To date, not counting the newly launched drug discovery effort, Lilly has spent $120 million in its TB efforts. The Global Alliance for TB Drug Development, a not-for-profit that has won backing from the Bill & Melinda Gates Foundation and several governments, will take promising compounds discovered by the Lilly not-for-profit and advance them through clinical development.

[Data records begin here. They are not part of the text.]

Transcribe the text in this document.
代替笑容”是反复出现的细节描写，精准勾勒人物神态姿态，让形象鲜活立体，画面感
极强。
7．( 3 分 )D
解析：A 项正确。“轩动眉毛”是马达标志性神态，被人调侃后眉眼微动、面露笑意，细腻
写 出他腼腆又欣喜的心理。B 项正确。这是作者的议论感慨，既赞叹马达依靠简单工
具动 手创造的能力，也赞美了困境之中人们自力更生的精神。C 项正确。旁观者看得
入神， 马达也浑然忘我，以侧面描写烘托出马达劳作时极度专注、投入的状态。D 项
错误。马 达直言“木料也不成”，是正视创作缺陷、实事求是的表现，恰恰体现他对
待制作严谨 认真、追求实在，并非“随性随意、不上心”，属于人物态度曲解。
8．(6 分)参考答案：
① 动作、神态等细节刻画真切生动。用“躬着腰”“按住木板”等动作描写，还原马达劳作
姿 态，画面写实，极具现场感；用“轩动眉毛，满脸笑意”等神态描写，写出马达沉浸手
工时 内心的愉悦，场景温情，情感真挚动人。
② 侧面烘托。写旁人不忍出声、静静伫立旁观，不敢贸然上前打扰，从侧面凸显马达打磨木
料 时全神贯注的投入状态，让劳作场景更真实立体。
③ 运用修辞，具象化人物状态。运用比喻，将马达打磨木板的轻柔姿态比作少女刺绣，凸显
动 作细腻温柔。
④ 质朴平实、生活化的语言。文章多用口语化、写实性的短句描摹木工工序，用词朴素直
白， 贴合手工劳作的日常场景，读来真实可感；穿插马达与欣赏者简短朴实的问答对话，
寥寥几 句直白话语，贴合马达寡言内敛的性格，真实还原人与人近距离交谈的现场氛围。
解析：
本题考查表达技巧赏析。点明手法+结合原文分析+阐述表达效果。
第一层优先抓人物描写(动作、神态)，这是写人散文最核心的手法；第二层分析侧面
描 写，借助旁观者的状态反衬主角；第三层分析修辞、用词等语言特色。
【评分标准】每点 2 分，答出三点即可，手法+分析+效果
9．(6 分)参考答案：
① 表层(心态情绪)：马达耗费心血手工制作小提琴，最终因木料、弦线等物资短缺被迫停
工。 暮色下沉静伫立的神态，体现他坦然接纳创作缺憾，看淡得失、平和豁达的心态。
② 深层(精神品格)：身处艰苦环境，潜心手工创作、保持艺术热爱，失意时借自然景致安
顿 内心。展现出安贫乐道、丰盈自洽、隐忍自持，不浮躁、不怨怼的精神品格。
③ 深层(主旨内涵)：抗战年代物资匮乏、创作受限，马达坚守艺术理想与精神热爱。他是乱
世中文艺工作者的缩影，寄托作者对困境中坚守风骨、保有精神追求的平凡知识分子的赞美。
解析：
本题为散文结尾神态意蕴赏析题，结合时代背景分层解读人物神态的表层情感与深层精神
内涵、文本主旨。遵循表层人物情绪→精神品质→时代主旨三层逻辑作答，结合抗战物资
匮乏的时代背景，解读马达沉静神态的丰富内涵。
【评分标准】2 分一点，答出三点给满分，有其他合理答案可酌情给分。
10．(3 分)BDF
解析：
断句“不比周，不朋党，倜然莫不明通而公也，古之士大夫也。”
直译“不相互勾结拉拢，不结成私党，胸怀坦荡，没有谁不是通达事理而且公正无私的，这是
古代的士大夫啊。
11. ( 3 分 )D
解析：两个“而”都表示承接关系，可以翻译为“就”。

Maria Freire, CEO of the TB Alliance said while there are other public-private partnership for drug development, the Lilly effort is unique in its focus on discovery stage. The discovery stage is an area of acute need since the economics of producing drugs for TB has made it an area that major pharmaceutical companies in developed countries are not pursuing. Even if there is encouraging basic science, one gap in the development of new drugs is the absence of investment to advance those initial discoveries to a point where they could be read to enter pre-clinical or clinical testing.
"Could it serve as a model for other neglected disease? Yes, I think it could," said Freire. "Could Lilly in the process of doing this expand it to other diseases? Yes. It would be nice to have this project take hold and become a model."